SAS Operation Squatter: First mission a failure
The SAS carried out its first mission 70 years ago on 16 November 1941, attacking enemy airfields in Libya.
The special forces unit was the brainchild of David Stirling, who was a lieutenant in the Scots Guards and part of the Allied forces fighting Rommel's Afrika Korps.
Author Tony Geraghty, who wrote the book Who Dares Wins about the SAS, said that during that period of the war the German's had overwhelming air superiority in North Africa.
He said: "Stirling came up with the bright idea that if he were to attack the airfields involved he could paralyse the German air power in that quarter."
Lt Stirling convinced his superiors that small teams of specially trained soldiers could be dropped by parachute behind enemy lines to destroy enemy aircraft and supplies.
The new unit was called the detachment of the Special Air Service Brigade, to deceive the enemy into thinking that they belonged to a much larger airborne unit.
Unfortunately their first mission, codenamed Operation Squatter, was carried out in a strong gale and heavy rain.
One of the aircraft carrying the SAS men was shot down - all 15 soldiers and the crew were killed.
The official report on the mission records that the remaining SAS men were "widely dispersed and demolition material soaked".
The mission failed to destroy a single enemy aircraft.

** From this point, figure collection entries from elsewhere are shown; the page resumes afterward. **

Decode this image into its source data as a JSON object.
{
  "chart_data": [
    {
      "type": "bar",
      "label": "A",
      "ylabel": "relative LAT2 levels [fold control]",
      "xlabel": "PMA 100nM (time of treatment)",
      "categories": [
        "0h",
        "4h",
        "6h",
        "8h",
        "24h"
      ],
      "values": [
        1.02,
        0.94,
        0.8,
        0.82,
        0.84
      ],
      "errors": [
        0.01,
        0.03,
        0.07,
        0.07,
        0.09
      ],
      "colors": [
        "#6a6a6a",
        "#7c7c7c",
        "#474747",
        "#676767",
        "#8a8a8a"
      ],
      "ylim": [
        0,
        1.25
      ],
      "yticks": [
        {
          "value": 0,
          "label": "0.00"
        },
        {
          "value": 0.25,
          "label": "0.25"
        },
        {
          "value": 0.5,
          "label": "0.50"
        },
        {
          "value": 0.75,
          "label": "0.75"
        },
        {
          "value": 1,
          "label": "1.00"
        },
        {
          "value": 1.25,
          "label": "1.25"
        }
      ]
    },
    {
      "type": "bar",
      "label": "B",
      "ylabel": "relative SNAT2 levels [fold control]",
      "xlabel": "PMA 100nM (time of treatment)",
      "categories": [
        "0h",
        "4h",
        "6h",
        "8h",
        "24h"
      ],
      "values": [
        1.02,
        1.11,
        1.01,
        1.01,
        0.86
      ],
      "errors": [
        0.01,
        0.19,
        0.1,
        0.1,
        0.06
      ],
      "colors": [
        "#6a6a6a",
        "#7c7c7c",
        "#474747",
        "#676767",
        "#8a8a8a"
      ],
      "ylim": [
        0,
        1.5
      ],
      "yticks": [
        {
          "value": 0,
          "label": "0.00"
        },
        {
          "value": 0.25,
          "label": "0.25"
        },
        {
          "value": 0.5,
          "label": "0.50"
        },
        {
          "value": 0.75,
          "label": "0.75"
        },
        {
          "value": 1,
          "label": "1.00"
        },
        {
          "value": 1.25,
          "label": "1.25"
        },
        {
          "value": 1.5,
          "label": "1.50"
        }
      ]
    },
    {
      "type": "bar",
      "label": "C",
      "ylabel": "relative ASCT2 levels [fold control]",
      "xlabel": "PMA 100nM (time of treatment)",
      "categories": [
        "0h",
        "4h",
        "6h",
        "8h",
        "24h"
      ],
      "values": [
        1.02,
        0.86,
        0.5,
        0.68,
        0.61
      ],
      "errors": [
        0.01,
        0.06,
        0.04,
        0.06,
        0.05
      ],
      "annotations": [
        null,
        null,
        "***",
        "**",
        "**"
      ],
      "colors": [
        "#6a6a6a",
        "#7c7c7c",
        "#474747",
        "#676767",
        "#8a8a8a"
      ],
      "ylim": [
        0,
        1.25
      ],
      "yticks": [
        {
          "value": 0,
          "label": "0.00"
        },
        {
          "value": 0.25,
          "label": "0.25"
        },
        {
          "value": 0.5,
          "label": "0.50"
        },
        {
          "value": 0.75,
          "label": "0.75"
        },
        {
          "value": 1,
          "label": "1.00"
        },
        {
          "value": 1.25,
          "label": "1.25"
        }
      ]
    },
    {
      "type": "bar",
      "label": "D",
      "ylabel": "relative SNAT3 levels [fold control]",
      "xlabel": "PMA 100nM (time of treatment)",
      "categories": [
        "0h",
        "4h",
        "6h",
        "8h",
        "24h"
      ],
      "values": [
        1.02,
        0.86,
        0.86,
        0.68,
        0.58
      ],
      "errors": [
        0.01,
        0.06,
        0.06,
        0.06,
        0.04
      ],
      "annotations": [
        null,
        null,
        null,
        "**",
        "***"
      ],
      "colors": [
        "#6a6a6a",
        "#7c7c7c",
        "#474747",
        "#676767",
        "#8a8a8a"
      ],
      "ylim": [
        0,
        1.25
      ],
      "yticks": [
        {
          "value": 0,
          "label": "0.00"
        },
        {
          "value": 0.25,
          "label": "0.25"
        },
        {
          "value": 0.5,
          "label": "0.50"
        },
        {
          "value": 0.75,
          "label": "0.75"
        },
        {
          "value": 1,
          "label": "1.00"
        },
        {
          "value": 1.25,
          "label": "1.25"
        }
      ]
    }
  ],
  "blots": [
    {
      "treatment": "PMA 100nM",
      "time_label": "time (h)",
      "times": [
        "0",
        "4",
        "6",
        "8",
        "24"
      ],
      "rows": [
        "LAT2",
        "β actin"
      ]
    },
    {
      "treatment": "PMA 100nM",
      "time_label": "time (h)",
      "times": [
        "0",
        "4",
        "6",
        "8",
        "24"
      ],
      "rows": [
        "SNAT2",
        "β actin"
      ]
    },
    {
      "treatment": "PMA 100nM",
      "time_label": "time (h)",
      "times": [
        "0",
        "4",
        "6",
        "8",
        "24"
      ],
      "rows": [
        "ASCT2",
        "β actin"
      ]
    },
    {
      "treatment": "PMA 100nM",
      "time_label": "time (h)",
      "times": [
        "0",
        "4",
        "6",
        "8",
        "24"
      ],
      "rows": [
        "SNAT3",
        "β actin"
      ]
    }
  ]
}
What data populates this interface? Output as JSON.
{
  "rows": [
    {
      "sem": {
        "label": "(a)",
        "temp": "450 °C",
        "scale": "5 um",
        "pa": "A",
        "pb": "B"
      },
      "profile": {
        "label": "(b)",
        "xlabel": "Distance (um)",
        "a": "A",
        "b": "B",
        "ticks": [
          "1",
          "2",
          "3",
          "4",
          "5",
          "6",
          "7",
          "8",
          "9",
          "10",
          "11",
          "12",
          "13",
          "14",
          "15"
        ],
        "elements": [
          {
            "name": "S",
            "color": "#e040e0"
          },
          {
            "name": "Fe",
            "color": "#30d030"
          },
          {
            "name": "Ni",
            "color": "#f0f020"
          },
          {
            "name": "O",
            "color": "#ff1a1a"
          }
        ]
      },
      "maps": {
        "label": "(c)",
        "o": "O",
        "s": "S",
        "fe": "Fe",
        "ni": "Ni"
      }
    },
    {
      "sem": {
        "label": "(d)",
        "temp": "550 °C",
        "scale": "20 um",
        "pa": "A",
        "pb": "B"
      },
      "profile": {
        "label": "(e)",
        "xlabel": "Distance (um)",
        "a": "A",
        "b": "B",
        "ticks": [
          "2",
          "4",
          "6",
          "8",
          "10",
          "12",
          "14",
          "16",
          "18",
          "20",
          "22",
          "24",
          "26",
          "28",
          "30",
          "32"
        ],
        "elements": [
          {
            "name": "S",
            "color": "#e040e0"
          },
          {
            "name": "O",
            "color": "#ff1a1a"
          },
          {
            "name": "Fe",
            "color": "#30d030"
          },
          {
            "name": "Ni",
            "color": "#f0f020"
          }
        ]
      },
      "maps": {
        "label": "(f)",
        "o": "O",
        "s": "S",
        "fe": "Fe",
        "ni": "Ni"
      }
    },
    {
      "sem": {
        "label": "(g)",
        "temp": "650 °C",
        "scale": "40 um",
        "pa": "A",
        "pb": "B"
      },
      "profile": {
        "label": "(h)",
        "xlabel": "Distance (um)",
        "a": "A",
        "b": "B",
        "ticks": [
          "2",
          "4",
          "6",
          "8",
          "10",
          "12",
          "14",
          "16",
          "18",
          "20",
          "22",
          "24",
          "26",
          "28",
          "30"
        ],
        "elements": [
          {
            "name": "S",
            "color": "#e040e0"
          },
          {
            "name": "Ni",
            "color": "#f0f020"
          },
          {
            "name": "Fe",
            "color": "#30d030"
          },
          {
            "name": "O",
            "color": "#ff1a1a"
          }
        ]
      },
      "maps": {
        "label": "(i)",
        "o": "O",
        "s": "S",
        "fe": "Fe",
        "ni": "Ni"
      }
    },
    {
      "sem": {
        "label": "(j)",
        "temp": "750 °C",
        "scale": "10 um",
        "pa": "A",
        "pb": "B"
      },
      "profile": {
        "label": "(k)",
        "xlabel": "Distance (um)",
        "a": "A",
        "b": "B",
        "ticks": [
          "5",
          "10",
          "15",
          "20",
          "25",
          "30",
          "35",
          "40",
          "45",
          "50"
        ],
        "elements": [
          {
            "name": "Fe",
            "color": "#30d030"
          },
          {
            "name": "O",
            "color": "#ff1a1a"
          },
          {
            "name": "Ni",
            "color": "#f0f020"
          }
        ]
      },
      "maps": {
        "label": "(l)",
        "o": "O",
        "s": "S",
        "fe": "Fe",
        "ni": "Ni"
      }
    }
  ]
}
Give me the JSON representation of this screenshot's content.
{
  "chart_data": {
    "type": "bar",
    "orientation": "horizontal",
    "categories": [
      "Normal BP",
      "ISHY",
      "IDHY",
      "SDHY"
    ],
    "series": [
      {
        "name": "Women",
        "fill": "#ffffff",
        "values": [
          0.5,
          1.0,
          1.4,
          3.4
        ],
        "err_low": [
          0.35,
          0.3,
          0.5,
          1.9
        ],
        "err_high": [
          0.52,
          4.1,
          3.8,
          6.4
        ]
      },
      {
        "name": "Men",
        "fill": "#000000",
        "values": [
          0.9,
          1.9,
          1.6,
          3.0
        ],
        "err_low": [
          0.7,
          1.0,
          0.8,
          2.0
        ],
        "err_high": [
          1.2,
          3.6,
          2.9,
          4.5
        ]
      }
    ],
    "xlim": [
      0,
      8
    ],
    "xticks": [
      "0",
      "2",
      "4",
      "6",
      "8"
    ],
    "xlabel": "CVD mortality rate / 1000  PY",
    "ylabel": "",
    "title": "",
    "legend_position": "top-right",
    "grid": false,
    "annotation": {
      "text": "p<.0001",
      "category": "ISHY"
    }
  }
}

Of the 65 SAS men who took part only 22 made it back, after trekking through the desert on foot for 36 hours to reach their rendezvous.
Lt Stirling, knowing that failure would mean the end of the special forces unit, sent his remaining troops back to the airfields by land in December using jeeps, where they destroyed more than 60 planes.
The SAS was disbanded at the end of WWII, but reformed as a territorial unit in 1947 and the regiment was formally added to the Army list in 1952.
The regiment has been based at Hereford since 1960, and their original barracks was named Stirling Lines, after its founder.